Today is a good day. I’ve managed to stop the personal details (including addresses, National Insurance numbers, and payment histories) of over one hundred thousand people from leaking from a ‘web’ application of such calamitous stupidity that it beggars belief.
As some of you may know, in the UK there is a salary sacrifice scheme (and tax benefit) that allows parents to part-pay for childcare from their gross salaries; parents arrange with their employers to buy childcare vouchers which may then be redeemed with nurseries, etc. There are a number of childcare voucher providers, but for most people their choice of provider will have been made by their employer. The provider used by the University of Southampton is Busy Bees. I have, shall I say, a few issues with their website that I have to use to manage my childcare vouchers, and it’s here that I have to get a bit technical.
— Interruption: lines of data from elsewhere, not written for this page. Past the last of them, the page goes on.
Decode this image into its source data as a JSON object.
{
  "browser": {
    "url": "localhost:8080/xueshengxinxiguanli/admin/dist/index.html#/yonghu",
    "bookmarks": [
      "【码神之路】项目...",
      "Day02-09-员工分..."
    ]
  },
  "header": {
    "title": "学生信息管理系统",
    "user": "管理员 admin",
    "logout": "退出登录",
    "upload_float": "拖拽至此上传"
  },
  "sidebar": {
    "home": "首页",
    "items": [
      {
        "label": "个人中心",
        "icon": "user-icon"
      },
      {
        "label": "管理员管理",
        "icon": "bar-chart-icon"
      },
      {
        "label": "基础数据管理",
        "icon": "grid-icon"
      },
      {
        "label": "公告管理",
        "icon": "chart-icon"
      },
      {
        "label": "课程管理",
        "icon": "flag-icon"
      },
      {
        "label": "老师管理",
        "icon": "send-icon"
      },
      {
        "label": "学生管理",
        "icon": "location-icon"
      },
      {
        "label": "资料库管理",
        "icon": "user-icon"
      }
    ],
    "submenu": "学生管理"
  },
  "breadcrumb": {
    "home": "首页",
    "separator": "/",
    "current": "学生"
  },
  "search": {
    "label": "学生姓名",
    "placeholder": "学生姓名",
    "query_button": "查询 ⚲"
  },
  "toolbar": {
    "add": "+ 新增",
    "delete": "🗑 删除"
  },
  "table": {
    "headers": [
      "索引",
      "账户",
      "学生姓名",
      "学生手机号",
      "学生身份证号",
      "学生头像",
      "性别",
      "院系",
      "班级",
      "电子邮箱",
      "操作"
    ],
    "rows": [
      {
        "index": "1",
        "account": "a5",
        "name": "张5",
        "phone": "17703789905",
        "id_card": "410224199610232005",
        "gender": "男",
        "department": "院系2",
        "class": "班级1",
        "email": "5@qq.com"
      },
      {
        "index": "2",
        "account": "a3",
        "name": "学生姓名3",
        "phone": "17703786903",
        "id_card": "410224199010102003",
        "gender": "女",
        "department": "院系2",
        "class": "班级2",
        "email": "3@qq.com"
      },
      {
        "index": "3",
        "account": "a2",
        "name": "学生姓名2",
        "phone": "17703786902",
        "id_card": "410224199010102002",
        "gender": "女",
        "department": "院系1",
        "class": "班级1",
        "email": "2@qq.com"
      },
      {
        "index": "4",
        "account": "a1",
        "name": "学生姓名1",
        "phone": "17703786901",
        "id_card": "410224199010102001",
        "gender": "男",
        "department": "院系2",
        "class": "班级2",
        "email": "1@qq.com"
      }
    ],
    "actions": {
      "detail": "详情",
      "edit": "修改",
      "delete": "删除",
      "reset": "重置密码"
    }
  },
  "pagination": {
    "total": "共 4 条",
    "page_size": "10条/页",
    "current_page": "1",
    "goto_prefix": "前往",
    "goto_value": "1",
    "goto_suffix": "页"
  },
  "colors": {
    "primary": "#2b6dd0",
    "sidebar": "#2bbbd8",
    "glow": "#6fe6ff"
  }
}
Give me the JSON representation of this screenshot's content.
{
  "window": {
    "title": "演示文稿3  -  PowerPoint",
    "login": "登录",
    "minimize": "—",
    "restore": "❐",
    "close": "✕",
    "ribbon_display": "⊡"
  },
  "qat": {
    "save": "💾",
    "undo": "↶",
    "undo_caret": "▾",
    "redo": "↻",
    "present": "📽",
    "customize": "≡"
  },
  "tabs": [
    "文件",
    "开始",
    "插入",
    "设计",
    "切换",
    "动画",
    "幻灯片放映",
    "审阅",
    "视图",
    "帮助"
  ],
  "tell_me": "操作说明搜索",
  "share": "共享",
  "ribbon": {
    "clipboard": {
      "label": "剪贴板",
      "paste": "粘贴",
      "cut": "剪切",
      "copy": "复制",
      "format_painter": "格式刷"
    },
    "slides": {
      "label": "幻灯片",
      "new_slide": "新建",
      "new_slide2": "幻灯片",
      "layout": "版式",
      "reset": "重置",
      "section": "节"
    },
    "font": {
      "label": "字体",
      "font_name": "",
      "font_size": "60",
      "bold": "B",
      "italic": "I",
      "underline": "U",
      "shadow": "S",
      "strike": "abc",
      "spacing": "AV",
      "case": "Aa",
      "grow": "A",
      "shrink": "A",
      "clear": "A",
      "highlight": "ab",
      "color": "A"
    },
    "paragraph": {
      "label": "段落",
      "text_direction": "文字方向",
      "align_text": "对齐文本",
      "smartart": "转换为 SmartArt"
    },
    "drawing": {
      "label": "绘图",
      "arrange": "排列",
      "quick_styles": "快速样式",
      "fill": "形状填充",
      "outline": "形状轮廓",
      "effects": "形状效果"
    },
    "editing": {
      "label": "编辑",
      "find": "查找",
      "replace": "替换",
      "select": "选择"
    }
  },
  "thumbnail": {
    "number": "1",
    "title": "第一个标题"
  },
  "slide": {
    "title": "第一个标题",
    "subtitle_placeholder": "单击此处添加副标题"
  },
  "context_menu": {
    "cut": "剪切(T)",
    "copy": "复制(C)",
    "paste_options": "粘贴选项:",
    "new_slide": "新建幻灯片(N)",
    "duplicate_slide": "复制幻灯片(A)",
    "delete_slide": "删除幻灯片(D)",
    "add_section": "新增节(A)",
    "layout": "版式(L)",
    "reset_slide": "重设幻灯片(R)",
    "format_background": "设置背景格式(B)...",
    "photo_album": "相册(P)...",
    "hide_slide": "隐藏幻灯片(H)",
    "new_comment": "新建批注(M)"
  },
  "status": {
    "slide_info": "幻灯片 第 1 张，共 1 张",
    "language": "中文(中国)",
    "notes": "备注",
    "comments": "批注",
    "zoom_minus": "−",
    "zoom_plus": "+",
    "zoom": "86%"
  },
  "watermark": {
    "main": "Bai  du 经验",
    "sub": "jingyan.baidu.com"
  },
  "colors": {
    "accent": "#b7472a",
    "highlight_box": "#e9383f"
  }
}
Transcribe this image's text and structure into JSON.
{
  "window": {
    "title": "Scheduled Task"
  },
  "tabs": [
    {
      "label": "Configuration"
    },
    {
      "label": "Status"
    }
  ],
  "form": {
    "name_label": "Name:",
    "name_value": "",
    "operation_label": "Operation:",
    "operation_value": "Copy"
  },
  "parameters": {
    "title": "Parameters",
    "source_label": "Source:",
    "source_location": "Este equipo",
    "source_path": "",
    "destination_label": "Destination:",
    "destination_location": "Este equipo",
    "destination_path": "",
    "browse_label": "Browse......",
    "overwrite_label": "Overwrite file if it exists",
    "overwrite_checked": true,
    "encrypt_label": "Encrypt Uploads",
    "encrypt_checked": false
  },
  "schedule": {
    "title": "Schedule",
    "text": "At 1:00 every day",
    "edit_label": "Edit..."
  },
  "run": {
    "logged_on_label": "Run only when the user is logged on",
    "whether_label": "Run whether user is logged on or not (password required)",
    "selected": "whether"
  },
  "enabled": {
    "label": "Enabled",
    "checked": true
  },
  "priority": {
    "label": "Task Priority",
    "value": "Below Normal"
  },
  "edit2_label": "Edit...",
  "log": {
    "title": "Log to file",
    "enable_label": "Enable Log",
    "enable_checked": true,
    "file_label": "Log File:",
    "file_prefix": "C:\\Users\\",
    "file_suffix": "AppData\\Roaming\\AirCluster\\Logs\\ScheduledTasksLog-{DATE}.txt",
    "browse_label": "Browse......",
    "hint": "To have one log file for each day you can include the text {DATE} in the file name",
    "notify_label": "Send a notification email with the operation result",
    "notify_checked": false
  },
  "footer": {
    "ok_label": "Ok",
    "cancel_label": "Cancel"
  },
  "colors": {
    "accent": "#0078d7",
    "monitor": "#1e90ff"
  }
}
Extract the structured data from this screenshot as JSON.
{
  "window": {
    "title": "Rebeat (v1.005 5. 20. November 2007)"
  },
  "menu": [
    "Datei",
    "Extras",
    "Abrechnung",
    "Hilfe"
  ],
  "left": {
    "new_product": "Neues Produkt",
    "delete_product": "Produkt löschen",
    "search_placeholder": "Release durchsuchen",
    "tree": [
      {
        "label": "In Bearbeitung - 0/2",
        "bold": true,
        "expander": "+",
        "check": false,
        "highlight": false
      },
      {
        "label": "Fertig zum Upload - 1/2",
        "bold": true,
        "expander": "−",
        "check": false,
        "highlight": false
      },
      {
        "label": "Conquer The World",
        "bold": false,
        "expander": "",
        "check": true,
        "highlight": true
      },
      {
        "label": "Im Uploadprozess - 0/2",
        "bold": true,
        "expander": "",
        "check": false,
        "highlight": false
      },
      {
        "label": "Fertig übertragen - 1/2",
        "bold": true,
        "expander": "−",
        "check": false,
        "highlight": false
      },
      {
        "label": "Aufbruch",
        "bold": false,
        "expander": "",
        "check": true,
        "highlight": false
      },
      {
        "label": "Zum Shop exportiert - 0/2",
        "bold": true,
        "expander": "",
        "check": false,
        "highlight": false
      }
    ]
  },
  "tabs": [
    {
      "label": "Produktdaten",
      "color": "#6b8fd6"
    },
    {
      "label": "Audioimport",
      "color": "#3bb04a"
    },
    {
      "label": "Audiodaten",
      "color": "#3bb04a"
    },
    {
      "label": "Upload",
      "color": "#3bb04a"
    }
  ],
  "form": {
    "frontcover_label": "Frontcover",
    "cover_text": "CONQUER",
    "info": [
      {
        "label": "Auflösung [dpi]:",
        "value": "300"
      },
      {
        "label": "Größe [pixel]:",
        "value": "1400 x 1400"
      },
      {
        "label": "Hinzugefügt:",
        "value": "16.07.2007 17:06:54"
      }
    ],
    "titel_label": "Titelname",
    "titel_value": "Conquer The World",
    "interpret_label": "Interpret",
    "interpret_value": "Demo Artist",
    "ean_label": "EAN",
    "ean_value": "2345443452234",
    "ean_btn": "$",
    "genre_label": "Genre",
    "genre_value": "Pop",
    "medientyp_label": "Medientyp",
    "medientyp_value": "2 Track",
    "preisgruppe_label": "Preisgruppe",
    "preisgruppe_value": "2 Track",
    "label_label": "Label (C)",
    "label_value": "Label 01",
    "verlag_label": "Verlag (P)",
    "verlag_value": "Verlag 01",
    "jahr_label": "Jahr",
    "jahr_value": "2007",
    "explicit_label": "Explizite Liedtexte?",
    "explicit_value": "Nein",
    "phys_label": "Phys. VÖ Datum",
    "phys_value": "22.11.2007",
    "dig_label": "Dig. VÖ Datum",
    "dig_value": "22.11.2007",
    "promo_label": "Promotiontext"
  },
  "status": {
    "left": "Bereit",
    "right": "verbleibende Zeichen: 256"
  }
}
Most companies, if required to build a web-facing application, would employ someone to build something using ASP, PHP or possibly JSP. They’d build a new application that would coexist well with other web applications, and they’d (hopefully) try and engineer a clear divide between the UI facing the user, and the potentially sensitive data held in the back office.
Busy Bees have chosen an approach that I dearly hope is unique. They use Citrix MetaFrame to export the UI from a crufty Windows 2000 application to your desktop, via a Java plugin on a webpage. Yes, you did read that right (this is why there were scare quotes around ‘web’).
This is such a monumentally bad idea that I don’t really have the words to explain it. It fails on all counts: accessibility, availability, scalability and security. To make matters worse, the Windows application is exceptionally shoddy; the UI behaves inconsistently, there are issues with data integrity (it’s common to see corrupted data), and it insists on full screening itself (which is exciting when you run on multiple monitors).
As I found out last night, the application is also insecure. I accidentally right-clicked on part of the screen where there wasn’t a button, and was shown a blank context menu and a series of error dialogues. Click ‘OK’ on the error dialogues, and the entries in the context menu get filled in. Select ‘search’, and you get a (heavily cropped) form which allows you to search on terms like ‘sort code’, ‘account number’, ‘BACS reference’, ‘address’ and so on. Select any part of this form, hit return, and you get a Win2k file open dialogue that lets you examine or edit any file on the filesystem, and execute arbitrary applications.
These files include the database files on which the application runs. In a cursory half hour browse, I found the following:
- email addresses of every Busy Bees customer
- payment logs for every customer for the past two and a half years
- service logs that helpfully included customer names and NI numbers
This was without searching particularly hard, or opening any .DBF files.
Busy Bees prides itself on having (corporate) customers from across the public sector, and from many FTSE 100 companies. From the email addresses I saw on one page, they can count the following amongst them:
- DSTL
- Carlsberg
- Halfords
- South Yorkshire Police
- University of Hertfordshire
- University of Southampton
- Thames Valley Police
- Office of Public Sector Information
- North Yorkshire County Council
That the details of employees from these companies and others had been left unsecured suggests both a lack of technical nous, and a criminal failure of process at Busy Bees.
I contacted them this morning, and after the usual telephone runaround they responded by taking the Busy Bees e-Voucher site down ‘for maintenance’, which fixes the problem in the short term. However, the underlying problem in their choice of technology (Citrix, etc) has been there for the last year and a half at least, because that’s how long I’ve been complaining to them about it. Their answer has previously been ‘we’re getting a new system in six months time’, so my confidence that they’ll fix this problem properly is on the low side of none.
On the plus side, the University are reconsidering their choice of childcare voucher provider.
p.s.: please point other Busy Bees customers that you might know at this post.